When a local bridal boutique called me, I knew they had a bride who wanted something special. I spoke with them for a few minutes, and then asked to speak with the bride. She sent me picture of her in the dress while she was at the boutique to give me a visual aide while we discussed her concerns and her options. Ultimately, she wanted to redesign the front and back of the top of her dress. She did not like how it wrapped and wanted the center-draped piece removed entirely.
These alterations would require separating the skirt from the top and rebuilding the front and back of the top, then reassembling it to the skirt. Additionally, we would need to order fabric from the manufacturer so I could re-pleat the front pieces to fabricate the dress she envisioned, which would mean discarding the original top’s fabric and design.

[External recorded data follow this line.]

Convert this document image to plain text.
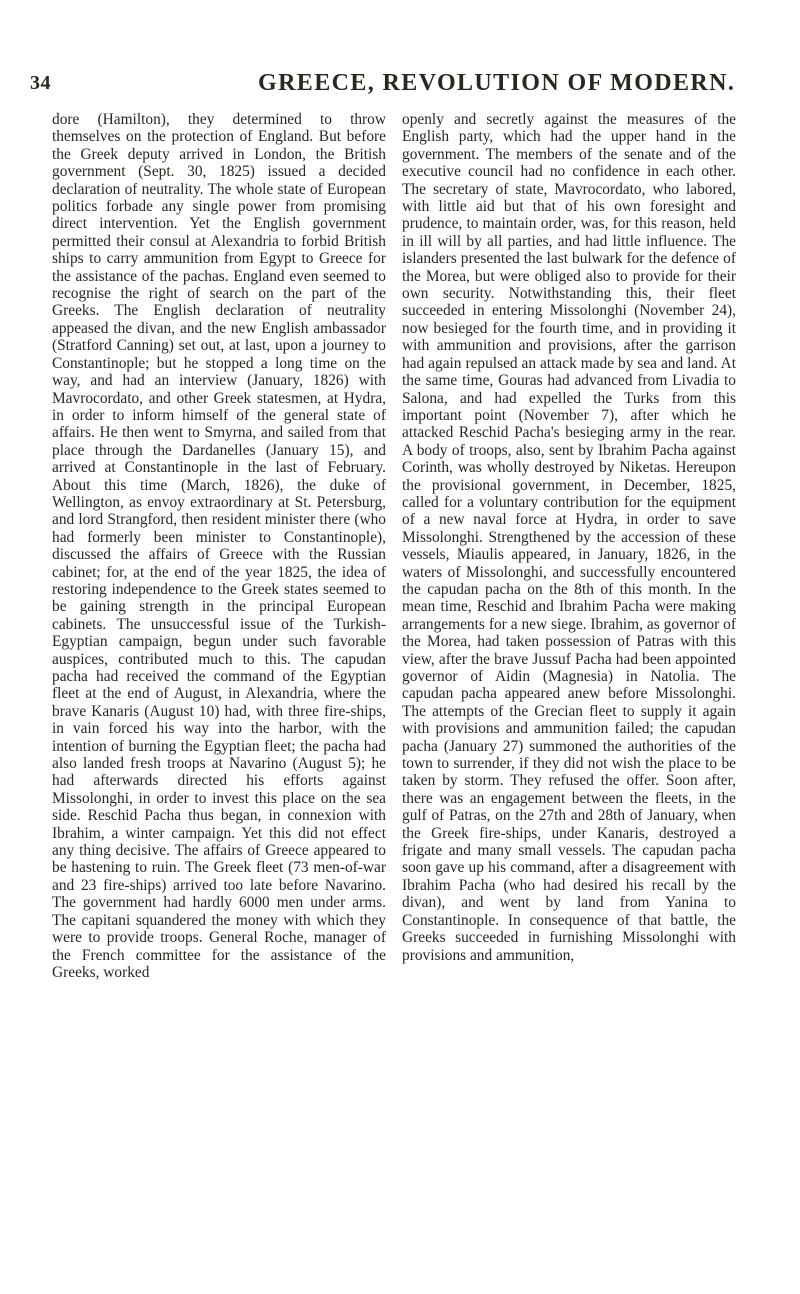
34	GREECE, REVOLUTION OF MODERN.

dore (Hamilton), they determined to throw themselves on the protection of England. But before the Greek deputy arrived in London, the British government (Sept. 30, 1825) issued a decided declaration of neutrality. The whole state of European politics forbade any single power from promising direct intervention. Yet the English government permitted their consul at Alexandria to forbid British ships to carry ammunition from Egypt to Greece for the assistance of the pachas. England even seemed to recognise the right of search on the part of the Greeks. The English declaration of neutrality appeased the divan, and the new English ambassador (Stratford Canning) set out, at last, upon a journey to Constantinople; but he stopped a long time on the way, and had an interview (January, 1826) with Mavrocordato, and other Greek statesmen, at Hydra, in order to inform himself of the general state of affairs. He then went to Smyrna, and sailed from that place through the Dardanelles (January 15), and arrived at Constantinople in the last of February. About this time (March, 1826), the duke of Wellington, as envoy extraordinary at St. Petersburg, and lord Strangford, then resident minister there (who had formerly been minister to Constantinople), discussed the affairs of Greece with the Russian cabinet; for, at the end of the year 1825, the idea of restoring independence to the Greek states seemed to be gaining strength in the principal European cabinets. The unsuccessful issue of the Turkish-Egyptian campaign, begun under such favorable auspices, contributed much to this. The capudan pacha had received the command of the Egyptian fleet at the end of August, in Alexandria, where the brave Kanaris (August 10) had, with three fire-ships, in vain forced his way into the harbor, with the intention of burning the Egyptian fleet; the pacha had also landed fresh troops at Navarino (August 5); he had afterwards directed his efforts against Missolonghi, in order to invest this place on the sea side. Reschid Pacha thus began, in connexion with Ibrahim, a winter campaign. Yet this did not effect any thing decisive. The affairs of Greece appeared to be hastening to ruin. The Greek fleet (73 men-of-war and 23 fire-ships) arrived too late before Navarino. The government had hardly 6000 men under arms. The capitani squandered the money with which they were to provide troops. General Roche, manager of the French committee for the assistance of the Greeks, worked

openly and secretly against the measures of the English party, which had the upper hand in the government. The members of the senate and of the executive council had no confidence in each other. The secretary of state, Mavrocordato, who labored, with little aid but that of his own foresight and prudence, to maintain order, was, for this reason, held in ill will by all parties, and had little influence. The islanders presented the last bulwark for the defence of the Morea, but were obliged also to provide for their own security. Notwithstanding this, their fleet succeeded in entering Missolonghi (November 24), now besieged for the fourth time, and in providing it with ammunition and provisions, after the garrison had again repulsed an attack made by sea and land. At the same time, Gouras had advanced from Livadia to Salona, and had expelled the Turks from this important point (November 7), after which he attacked Reschid Pacha's besieging army in the rear. A body of troops, also, sent by Ibrahim Pacha against Corinth, was wholly destroyed by Niketas. Hereupon the provisional government, in December, 1825, called for a voluntary contribution for the equipment of a new naval force at Hydra, in order to save Missolonghi. Strengthened by the accession of these vessels, Miaulis appeared, in January, 1826, in the waters of Missolonghi, and successfully encountered the capudan pacha on the 8th of this month. In the mean time, Reschid and Ibrahim Pacha were making arrangements for a new siege. Ibrahim, as governor of the Morea, had taken possession of Patras with this view, after the brave Jussuf Pacha had been appointed governor of Aidin (Magnesia) in Natolia. The capudan pacha appeared anew before Missolonghi. The attempts of the Grecian fleet to supply it again with provisions and ammunition failed; the capudan pacha (January 27) summoned the authorities of the town to surrender, if they did not wish the place to be taken by storm. They refused the offer. Soon after, there was an engagement between the fleets, in the gulf of Patras, on the 27th and 28th of January, when the Greek fire-ships, under Kanaris, destroyed a frigate and many small vessels. The capudan pacha soon gave up his command, after a disagreement with Ibrahim Pacha (who had desired his recall by the divan), and went by land from Yanina to Constantinople. In consequence of that battle, the Greeks succeeded in furnishing Missolonghi with provisions and ammunition,
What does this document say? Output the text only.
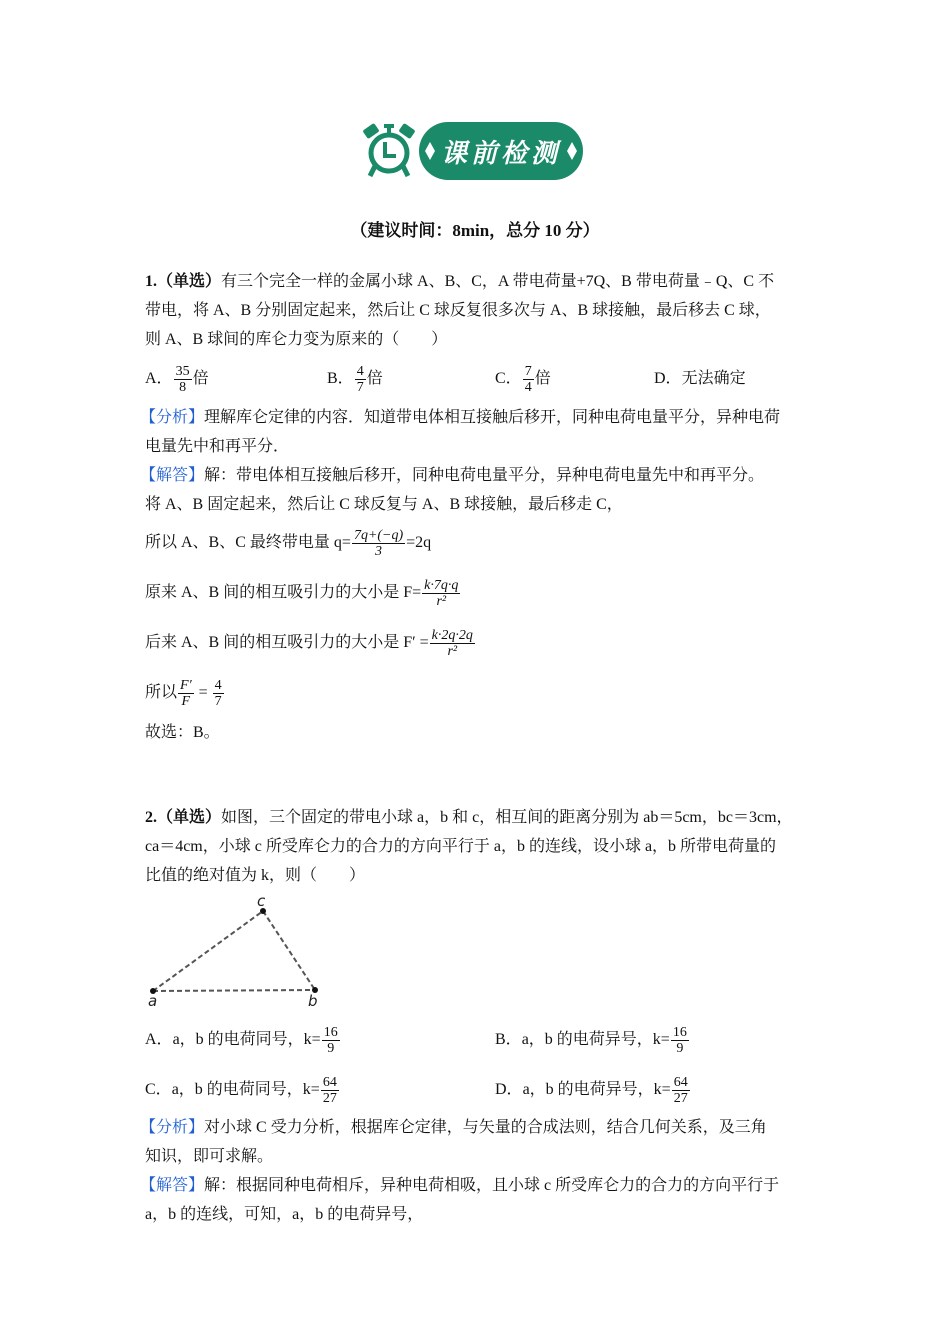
课前检测
（建议时间：8min，总分 10 分）
1.（单选）有三个完全一样的金属小球 A、B、C，A 带电荷量+7Q、B 带电荷量﹣Q、C 不
带电，将 A、B 分别固定起来，然后让 C 球反复很多次与 A、B 球接触，最后移去 C 球，
则 A、B 球间的库仑力变为原来的（　　）
A． $\frac{35}{8}$ 倍	B． $\frac{4}{7}$ 倍	C． $\frac{7}{4}$ 倍	D．无法确定
【分析】理解库仑定律的内容．知道带电体相互接触后移开，同种电荷电量平分，异种电荷
电量先中和再平分．
【解答】解：带电体相互接触后移开，同种电荷电量平分，异种电荷电量先中和再平分。
将 A、B 固定起来，然后让 C 球反复与 A、B 球接触，最后移走 C，
所以 A、B、C 最终带电量 $q= \frac{7q+(-q)}{3} =2q$
原来 A、B 间的相互吸引力的大小是 $F= \frac{k\cdot 7q\cdot q}{\text{r²}}$
后来 A、B 间的相互吸引力的大小是 $F' = \frac{k\cdot 2q\cdot 2q}{\text{r²}}$
所以 $\frac{F'}{F} = \frac{4}{7}$
故选：B。
2.（单选）如图，三个固定的带电小球 a，b 和 c，相互间的距离分别为 ab＝5cm，bc＝3cm，
ca＝4cm，小球 c 所受库仑力的合力的方向平行于 a，b 的连线，设小球 a，b 所带电荷量的
比值的绝对值为 k，则（　　）
a	b
c
A．a，b 的电荷同号，$k= \frac{16}{9}$	B．a，b 的电荷异号，$k= \frac{16}{9}$
C．a，b 的电荷同号，$k= \frac{64}{27}$	D．a，b 的电荷异号，$k= \frac{64}{27}$
【分析】对小球 C 受力分析，根据库仑定律，与矢量的合成法则，结合几何关系，及三角
知识，即可求解。
【解答】解：根据同种电荷相斥，异种电荷相吸，且小球 c 所受库仑力的合力的方向平行于
a，b 的连线，可知，a，b 的电荷异号，
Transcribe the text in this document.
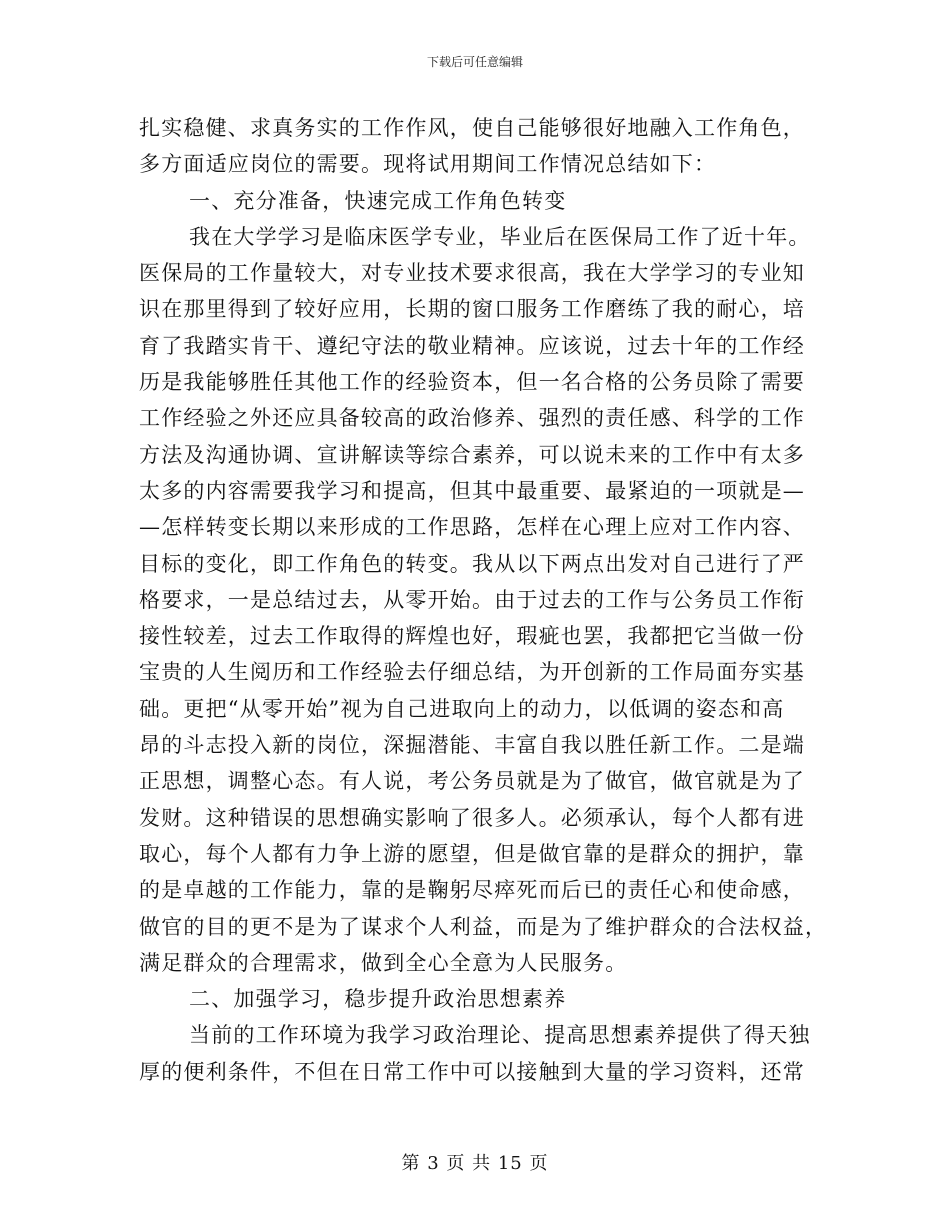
下载后可任意编辑
扎实稳健、求真务实的工作作风，使自己能够很好地融入工作角色，
多方面适应岗位的需要。现将试用期间工作情况总结如下：
一、充分准备，快速完成工作角色转变
我在大学学习是临床医学专业，毕业后在医保局工作了近十年。
医保局的工作量较大，对专业技术要求很高，我在大学学习的专业知
识在那里得到了较好应用，长期的窗口服务工作磨练了我的耐心，培
育了我踏实肯干、遵纪守法的敬业精神。应该说，过去十年的工作经
历是我能够胜任其他工作的经验资本，但一名合格的公务员除了需要
工作经验之外还应具备较高的政治修养、强烈的责任感、科学的工作
方法及沟通协调、宣讲解读等综合素养，可以说未来的工作中有太多
太多的内容需要我学习和提高，但其中最重要、最紧迫的一项就是—
—怎样转变长期以来形成的工作思路，怎样在心理上应对工作内容、
目标的变化，即工作角色的转变。我从以下两点出发对自己进行了严
格要求，一是总结过去，从零开始。由于过去的工作与公务员工作衔
接性较差，过去工作取得的辉煌也好，瑕疵也罢，我都把它当做一份
宝贵的人生阅历和工作经验去仔细总结，为开创新的工作局面夯实基
础。更把“从零开始”视为自己进取向上的动力，以低调的姿态和高
昂的斗志投入新的岗位，深掘潜能、丰富自我以胜任新工作。二是端
正思想，调整心态。有人说，考公务员就是为了做官，做官就是为了
发财。这种错误的思想确实影响了很多人。必须承认，每个人都有进
取心，每个人都有力争上游的愿望，但是做官靠的是群众的拥护，靠
的是卓越的工作能力，靠的是鞠躬尽瘁死而后已的责任心和使命感，
做官的目的更不是为了谋求个人利益，而是为了维护群众的合法权益，
满足群众的合理需求，做到全心全意为人民服务。
二、加强学习，稳步提升政治思想素养
当前的工作环境为我学习政治理论、提高思想素养提供了得天独
厚的便利条件，不但在日常工作中可以接触到大量的学习资料，还常
第 3 页 共 15 页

More often than not it is easier to construct a dress from scratch than it is to redesign an existing gown because it is significantly easier to cut and construct dress pieces all at the same time rather than fitting a new piece into an existing design (in this case fitting a new bodice onto an old skirt). But understandably, most brides are more comfortable adapting or changing elements of an actual gown they can see and try on than the leap of faith required to have a gown designed for them. Still, if you are considering restyling a gown, there are limitations such as availability of fabric, the narrow margin for error when matching – for example – the existing skirt seams to the new bodice seams, and the numerous fittings required to perfect the fit.
Luckily, this bride had a lot of faith in my ability, combined with unwavering patience and commitment. Entrusting the technical details to me, she was able to realize her vision and actually design the dress of her dreams for her wedding day.